Alter Schwede, was es nicht alles gibt!
Umso schöner, dass es dir langsam besser geht. :)
Finde mich da in vielem wieder. Herzlichen Dank für deine Offenheit!
Hey & Danke!
Ich befinde mich selbst inso ’ner Art.. nee, in einer Lebenskriese! Und ich muss was ändern.. insofern danke, dass du gezeigt hast, dass es funktioniert.. oder funktionieren könnte; soweit bin ich noch nicht!
Gruß aus Bärlin
Hallo YUYA,
danke für deine Beschreibung.
Seit Corona habe ich sehr viel getrunken, als die letzten Jahre. Kann das nachvollziehen wie du alles beschrieben hast. Danke dafür.
Ich war auch als kleiner Junge sehr schüchtern. Konnte mich bis in die 9. Klasse nie offen hinstellen und mich als Mensch präsentieren.
In der 9. Klasse habe ich heimlich zu trinken begonnen. Den positiven Effekt merkte ich erst als ich bei einem Referat davor getrunken hatte und mich offen vor allen zeigen konnte. Die Lehrerin war sehr streng und benotete die Ergebnisse der Mitschüler eher durchschnittlich.
Durch meine Offenheit konnte ich Sprechen wie ein Wasserfall und bekam dadurch die Note 1.
Seitdem ist der Alkohol mein Antrieb im Alltag. Leider.
Letztes Jahr bekam ich die erste Panikattacke mitten in der Stadt und ich dachte ich habe einen Herzinfarkt.
Ich hatte dieses Gefühl bisher noch nicht.
Seitdem ich Alkohol reduziert habe, bekomme ich weniger das Gefühl.
Alkohol erzeugt bei mir einen Druck im Bauch und dieser löst bei mir Panikattacken aus.
Auf Dauer werde ich hoffentlich ganz auf den Alkohol verzichten können.

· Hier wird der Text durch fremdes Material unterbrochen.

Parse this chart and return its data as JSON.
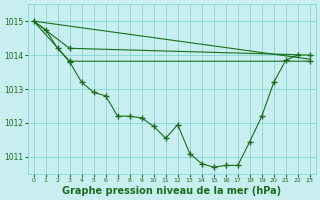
{
  "background_color": "#c8eef0",
  "grid_color": "#80d8d8",
  "line_color": "#1a6e1a",
  "xlabel": "Graphe pression niveau de la mer (hPa)",
  "xlabel_fontsize": 7,
  "xlim": [
    -0.5,
    23.5
  ],
  "ylim": [
    1010.5,
    1015.5
  ],
  "yticks": [
    1011,
    1012,
    1013,
    1014,
    1015
  ],
  "xticks": [
    0,
    1,
    2,
    3,
    4,
    5,
    6,
    7,
    8,
    9,
    10,
    11,
    12,
    13,
    14,
    15,
    16,
    17,
    18,
    19,
    20,
    21,
    22,
    23
  ],
  "main_x": [
    0,
    1,
    2,
    3,
    4,
    5,
    6,
    7,
    8,
    9,
    10,
    11,
    12,
    13,
    14,
    15,
    16,
    17,
    18,
    19,
    20,
    21,
    22
  ],
  "main_y": [
    1015.0,
    1014.75,
    1014.2,
    1013.8,
    1013.2,
    1012.9,
    1012.8,
    1012.2,
    1012.2,
    1012.15,
    1011.9,
    1011.55,
    1011.95,
    1011.1,
    1010.8,
    1010.7,
    1010.75,
    1010.75,
    1011.45,
    1012.2,
    1013.2,
    1013.85,
    1014.0
  ],
  "trend1_x": [
    0,
    23
  ],
  "trend1_y": [
    1015.0,
    1013.88
  ],
  "trend2_x": [
    0,
    3,
    23
  ],
  "trend2_y": [
    1015.0,
    1013.82,
    1013.82
  ],
  "trend3_x": [
    0,
    3,
    23
  ],
  "trend3_y": [
    1015.0,
    1014.2,
    1014.0
  ]
}
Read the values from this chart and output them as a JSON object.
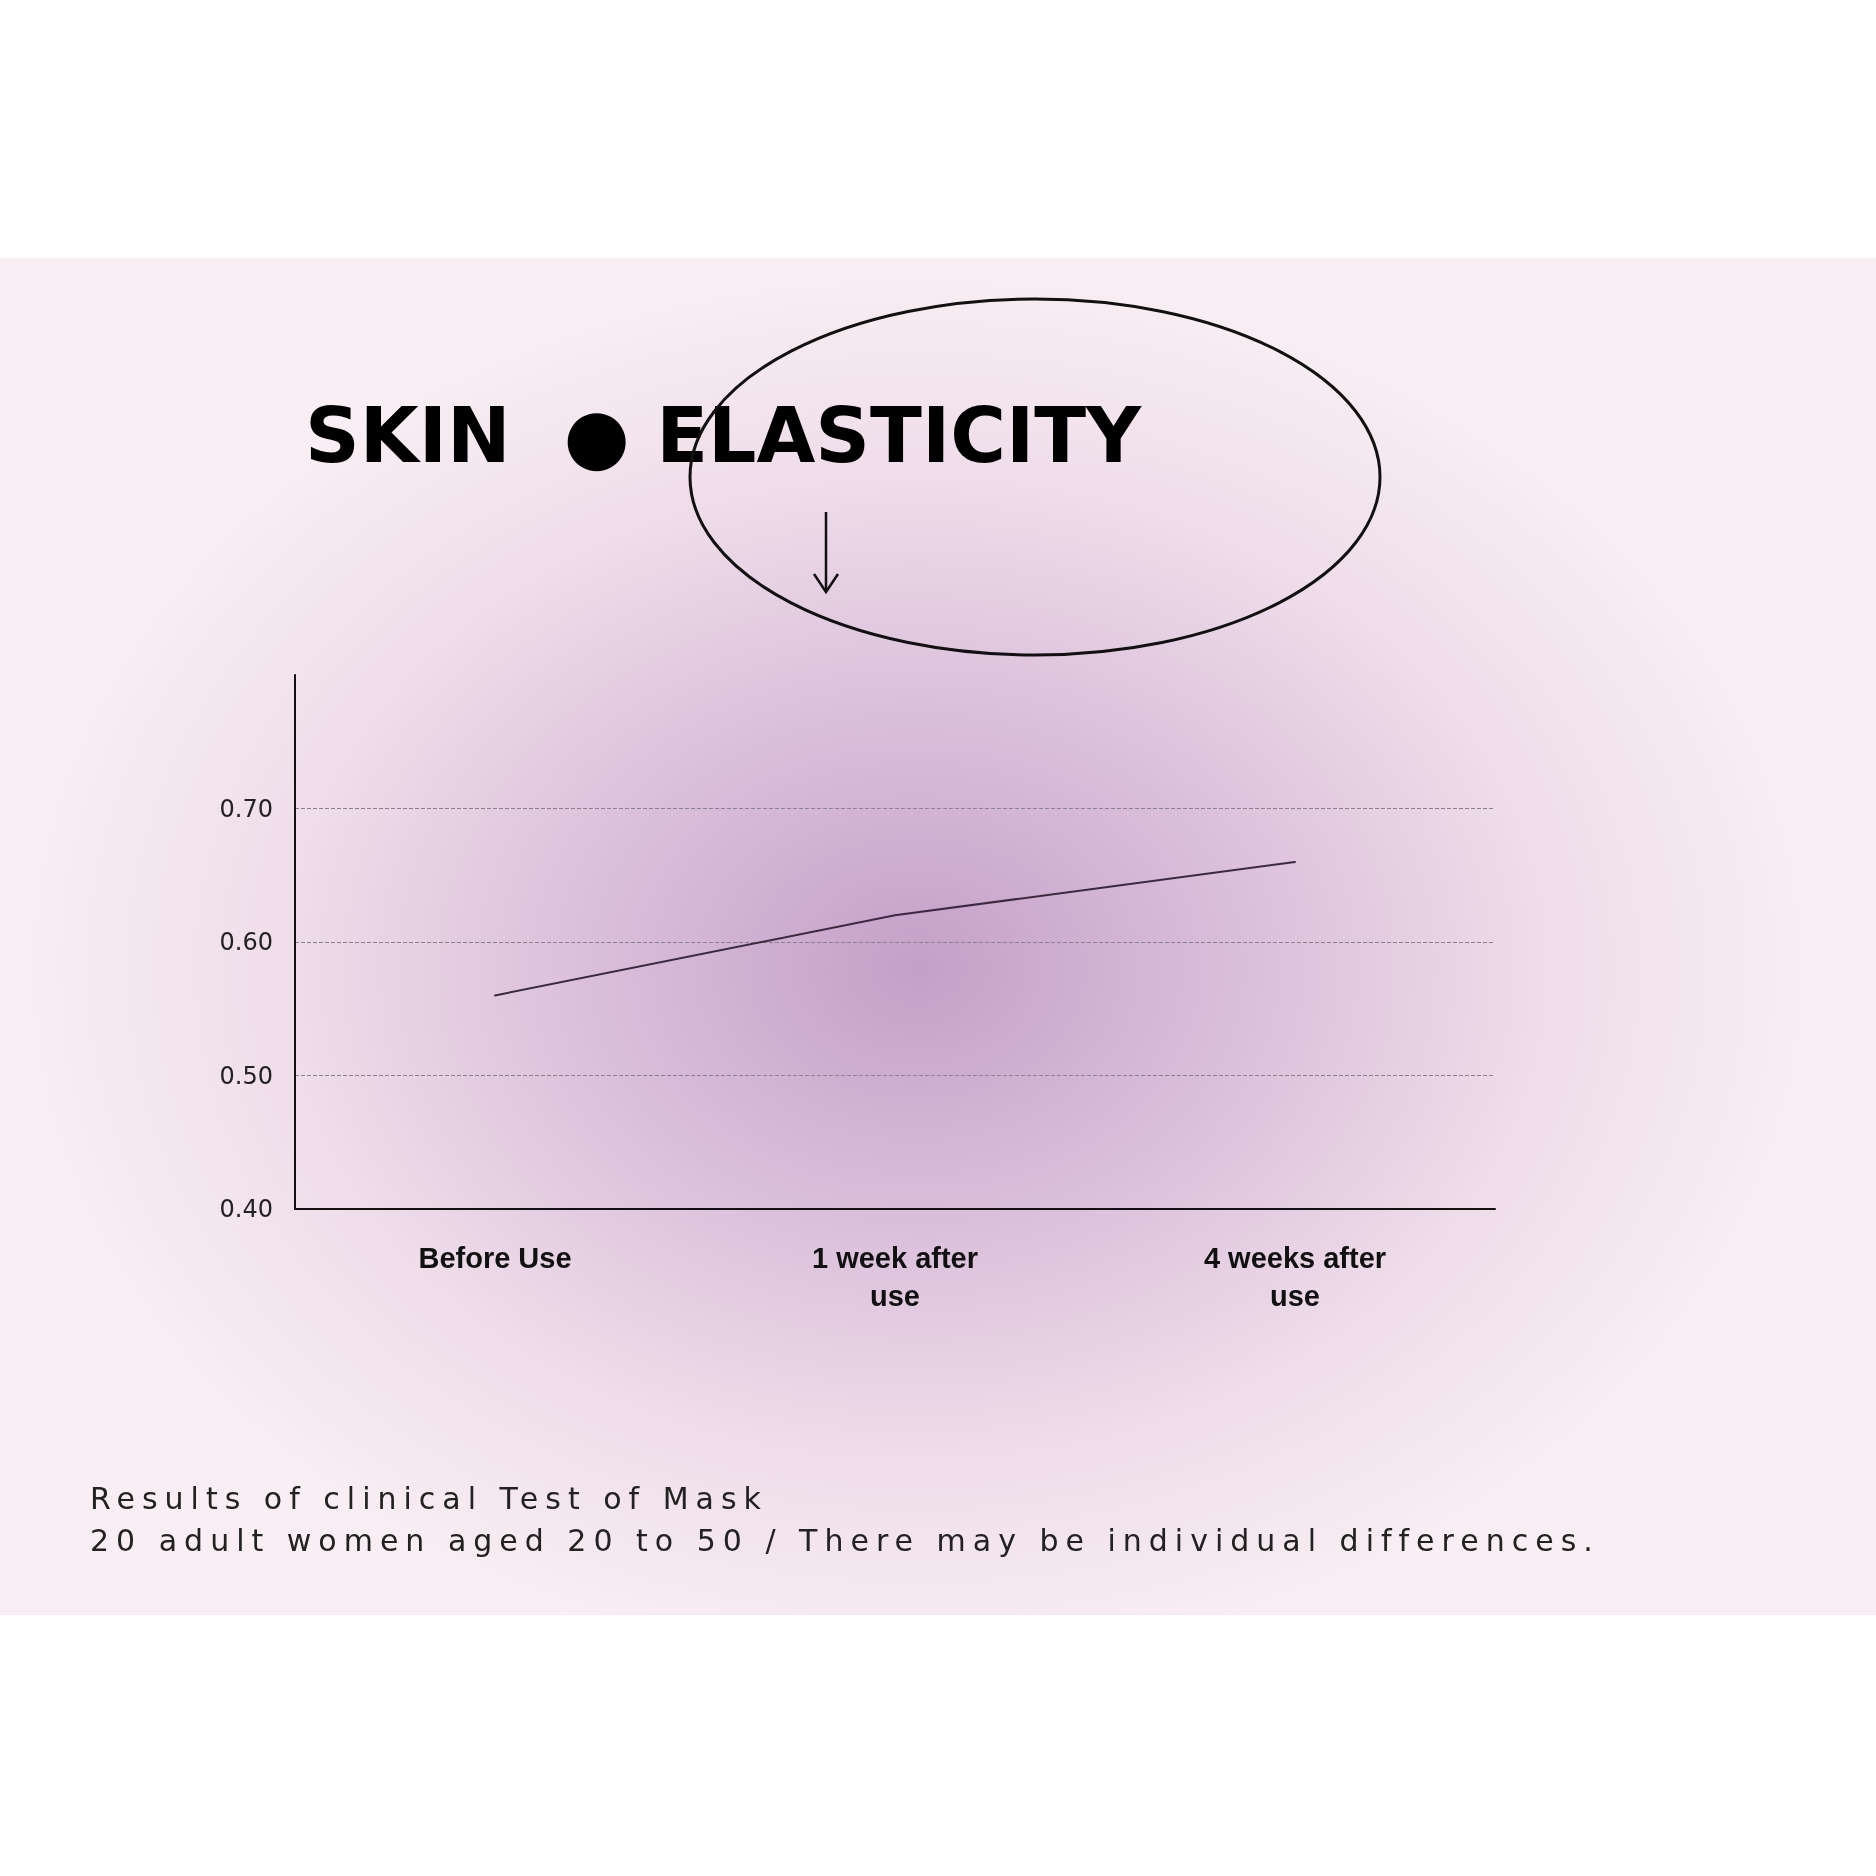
{
  "chart_data": {
    "type": "line",
    "title": "SKIN  ● ELASTICITY",
    "categories": [
      "Before Use",
      "1 week after\nuse",
      "4 weeks after\nuse"
    ],
    "series": [
      {
        "color": "#3a2a40",
        "values": [
          0.56,
          0.62,
          0.66
        ]
      }
    ],
    "ylim": [
      0.4,
      0.8
    ],
    "yticks": [
      {
        "value": 0.4,
        "label": "0.40"
      },
      {
        "value": 0.5,
        "label": "0.50"
      },
      {
        "value": 0.6,
        "label": "0.60"
      },
      {
        "value": 0.7,
        "label": "0.70"
      }
    ],
    "grid": "y",
    "marker": "none",
    "line_style": "solid",
    "annotations": [
      "Results of clinical Test of Mask",
      "20 adult women aged 20 to 50 / There may be individual differences."
    ]
  }
}
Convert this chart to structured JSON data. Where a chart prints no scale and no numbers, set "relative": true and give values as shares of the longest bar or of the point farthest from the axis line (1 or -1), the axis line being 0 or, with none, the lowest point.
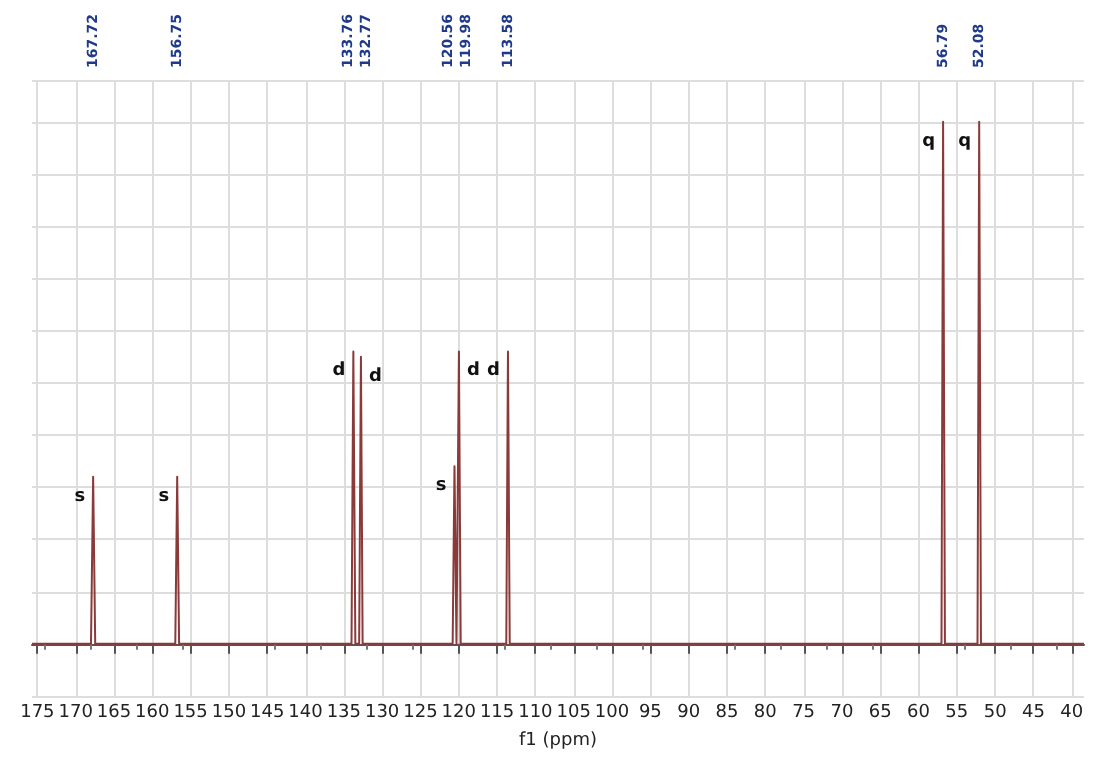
{
  "chart_data": {
    "type": "line",
    "relative": true,
    "xlabel": "f1 (ppm)",
    "color": "#8b3a3a",
    "x": [
      175.7,
      168.0,
      167.72,
      167.45,
      157.0,
      156.75,
      156.5,
      134.0,
      133.76,
      133.5,
      133.0,
      132.77,
      132.55,
      120.8,
      120.56,
      120.3,
      120.2,
      119.98,
      119.75,
      113.8,
      113.58,
      113.35,
      57.0,
      56.79,
      56.55,
      52.3,
      52.08,
      51.85,
      38.4
    ],
    "values": [
      0,
      0,
      0.32,
      0,
      0,
      0.32,
      0,
      0,
      0.56,
      0,
      0,
      0.55,
      0,
      0,
      0.34,
      0,
      0,
      0.56,
      0,
      0,
      0.56,
      0,
      0,
      1,
      0,
      0,
      1,
      0,
      0
    ],
    "xlim": [
      175.7,
      38.4
    ],
    "xticks": [
      175,
      170,
      165,
      160,
      155,
      150,
      145,
      140,
      135,
      130,
      125,
      120,
      115,
      110,
      105,
      100,
      95,
      90,
      85,
      80,
      75,
      70,
      65,
      60,
      55,
      50,
      45,
      40
    ],
    "grid": true,
    "marker": "none",
    "annotations": [
      "167.72",
      "156.75",
      "133.76",
      "132.77",
      "120.56",
      "119.98",
      "113.58",
      "56.79",
      "52.08",
      {
        "text": "s",
        "x": 167.72,
        "y": 0.32
      },
      {
        "text": "s",
        "x": 156.75,
        "y": 0.32
      },
      {
        "text": "d",
        "x": 133.76,
        "y": 0.56
      },
      {
        "text": "d",
        "x": 132.77,
        "y": 0.55
      },
      {
        "text": "s",
        "x": 120.56,
        "y": 0.34
      },
      {
        "text": "d",
        "x": 119.98,
        "y": 0.56
      },
      {
        "text": "d",
        "x": 113.58,
        "y": 0.56
      },
      {
        "text": "q",
        "x": 56.79,
        "y": 1
      },
      {
        "text": "q",
        "x": 52.08,
        "y": 1
      }
    ]
  }
}
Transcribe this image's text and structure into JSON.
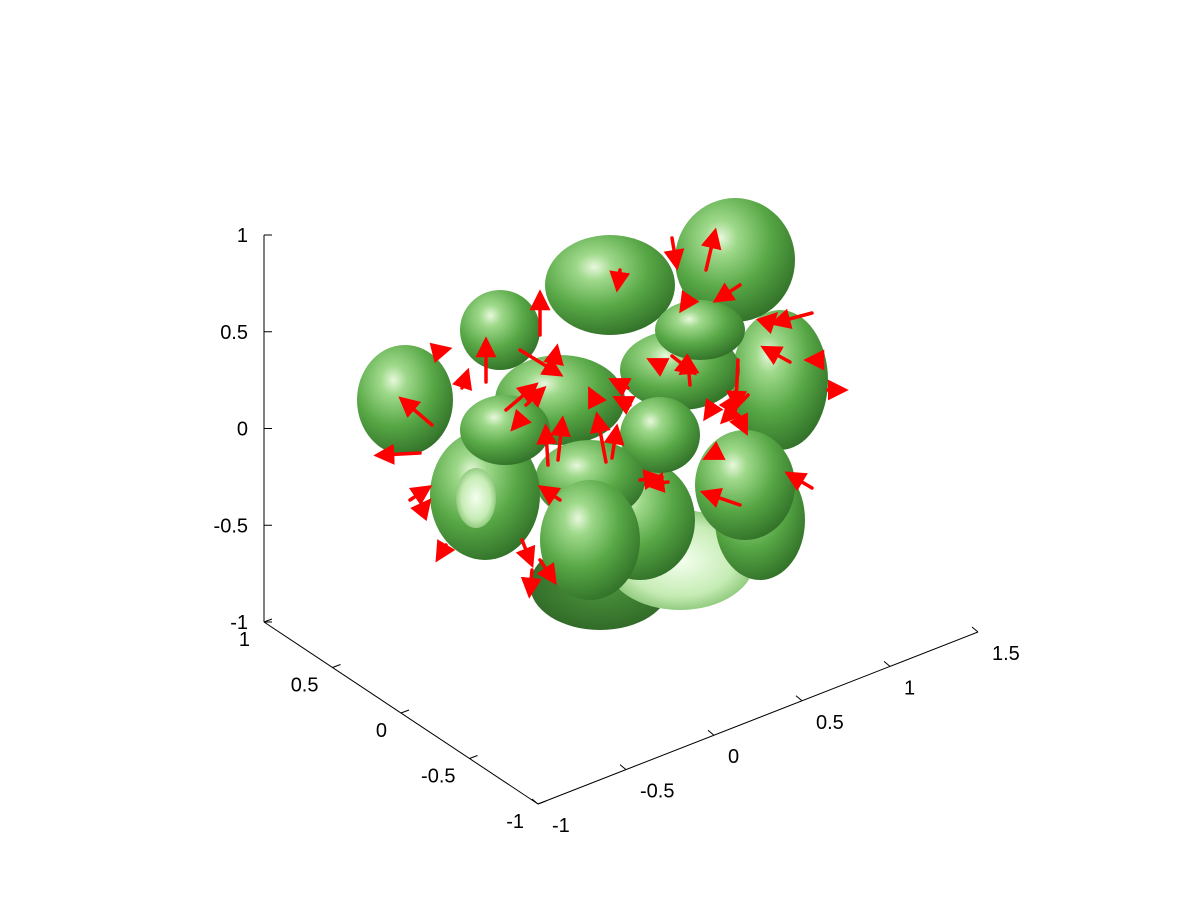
{
  "figure": {
    "background_color": "#ffffff"
  },
  "chart_data": {
    "type": "3d-isosurface-with-vectors",
    "title": "",
    "xlabel": "",
    "ylabel": "",
    "zlabel": "",
    "grid": false,
    "xlim": [
      -1,
      1.5
    ],
    "ylim": [
      -1,
      1
    ],
    "zlim": [
      -1,
      1
    ],
    "x_ticks": [
      "-1",
      "-0.5",
      "0",
      "0.5",
      "1",
      "1.5"
    ],
    "y_ticks": [
      "-1",
      "-0.5",
      "0",
      "0.5",
      "1"
    ],
    "z_ticks": [
      "-1",
      "-0.5",
      "0",
      "0.5",
      "1"
    ],
    "surface": {
      "color": "#5aa84a",
      "highlight": "#e6f7d8",
      "shadow": "#2e6a26"
    },
    "vectors": {
      "color": "#ff0000"
    }
  }
}
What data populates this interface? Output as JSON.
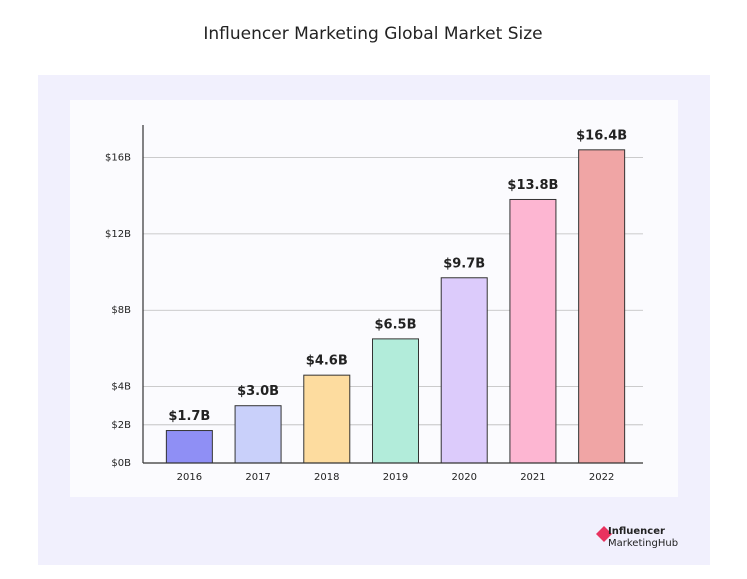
{
  "chart_data": {
    "type": "bar",
    "title": "Influencer Marketing Global Market Size",
    "categories": [
      "2016",
      "2017",
      "2018",
      "2019",
      "2020",
      "2021",
      "2022"
    ],
    "values": [
      1.7,
      3.0,
      4.6,
      6.5,
      9.7,
      13.8,
      16.4
    ],
    "value_labels": [
      "$1.7B",
      "$3.0B",
      "$4.6B",
      "$6.5B",
      "$9.7B",
      "$13.8B",
      "$16.4B"
    ],
    "colors": [
      "#8f8ff5",
      "#c9d0fa",
      "#fddc9f",
      "#b2ecda",
      "#dccbfb",
      "#fdb6d2",
      "#f0a5a5"
    ],
    "ylim": [
      0,
      17.7
    ],
    "yticks": [
      {
        "value": 0,
        "label": "$0B"
      },
      {
        "value": 2,
        "label": "$2B"
      },
      {
        "value": 4,
        "label": "$4B"
      },
      {
        "value": 8,
        "label": "$8B"
      },
      {
        "value": 12,
        "label": "$12B"
      },
      {
        "value": 16,
        "label": "$16B"
      }
    ],
    "grid": true
  },
  "logo": {
    "line1": "Influencer",
    "line2": "MarketingHub"
  }
}
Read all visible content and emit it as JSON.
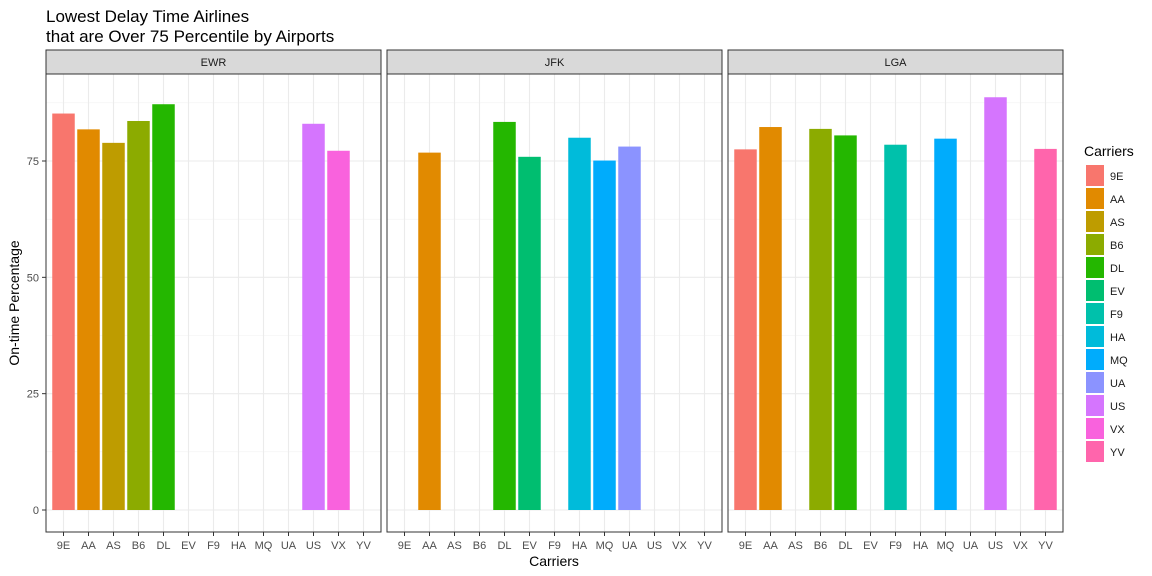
{
  "chart_data": {
    "type": "bar",
    "title_lines": [
      "Lowest Delay Time Airlines",
      "that are Over 75 Percentile by Airports"
    ],
    "xlabel": "Carriers",
    "ylabel": "On-time Percentage",
    "ylim": [
      0,
      90
    ],
    "yticks": [
      0,
      25,
      50,
      75
    ],
    "grid": true,
    "legend": {
      "title": "Carriers",
      "position": "right",
      "items": [
        {
          "label": "9E",
          "color": "#F8766D"
        },
        {
          "label": "AA",
          "color": "#E18A00"
        },
        {
          "label": "AS",
          "color": "#BE9C00"
        },
        {
          "label": "B6",
          "color": "#8CAB00"
        },
        {
          "label": "DL",
          "color": "#24B700"
        },
        {
          "label": "EV",
          "color": "#00BE70"
        },
        {
          "label": "F9",
          "color": "#00C1AB"
        },
        {
          "label": "HA",
          "color": "#00BBDA"
        },
        {
          "label": "MQ",
          "color": "#00ACFC"
        },
        {
          "label": "UA",
          "color": "#8B93FF"
        },
        {
          "label": "US",
          "color": "#D575FE"
        },
        {
          "label": "VX",
          "color": "#F962DD"
        },
        {
          "label": "YV",
          "color": "#FF65AC"
        }
      ]
    },
    "categories": [
      "9E",
      "AA",
      "AS",
      "B6",
      "DL",
      "EV",
      "F9",
      "HA",
      "MQ",
      "UA",
      "US",
      "VX",
      "YV"
    ],
    "panels": [
      {
        "name": "EWR",
        "values": [
          85.2,
          81.8,
          78.9,
          83.6,
          87.2,
          null,
          null,
          null,
          null,
          null,
          83.0,
          77.2,
          null
        ]
      },
      {
        "name": "JFK",
        "values": [
          null,
          76.8,
          null,
          null,
          83.4,
          75.9,
          null,
          80.0,
          75.1,
          78.1,
          null,
          null,
          null
        ]
      },
      {
        "name": "LGA",
        "values": [
          77.5,
          82.3,
          null,
          81.9,
          80.5,
          null,
          78.5,
          null,
          79.8,
          null,
          88.7,
          null,
          77.6
        ]
      }
    ]
  }
}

Danke sehr hilfreich auch die selben Worte zu lesen.
Gruß aus München
Danke, dass ich das lesen durfte und du uns teil gelassen hast. Total schön zu wissen, dass ich nicht alleine bin. Sitze gerade auf der Couch mit einem Glas Wein damit es mir besser geht weil ich sonst noch eine schlimme Panikattacke krieg und ich wieder ein bessere körpergefühl habe anstatt immer diese Angst zu fühlen, Druck auf der Brust, Gefühl umzukippen, Gefühl Herzinfarkt etc. 1 Woche war ich jetzt ohne Alkohol und Zigaretten, gestern musste ich wieder Vollgas geben und heute will ich einfach wieder sterben….bin sogar in Therapie wegen meinen Panikattacken. Mir ging es nie so schlecht im Leben. Ich kann mich 1 zu 1 mit dir identifizieren…. Ich wünsche dir alles Gute und bleib dran!!! Ich hoffe ich schaffe es auch ….
Toller Beitrag, den ich (leider) sehr sehr gut nachvollziehen kann. Bitte gerne mehr davon :)
Auch ich danke Dir für die offenen Worte.
Stecke auch in einer Lebenskrise und durch deine Worte
habe ich wieder Hoffnung, dass ich es selbst schaffen kann mir Hilfe zu suchen und es endlich anzupacken.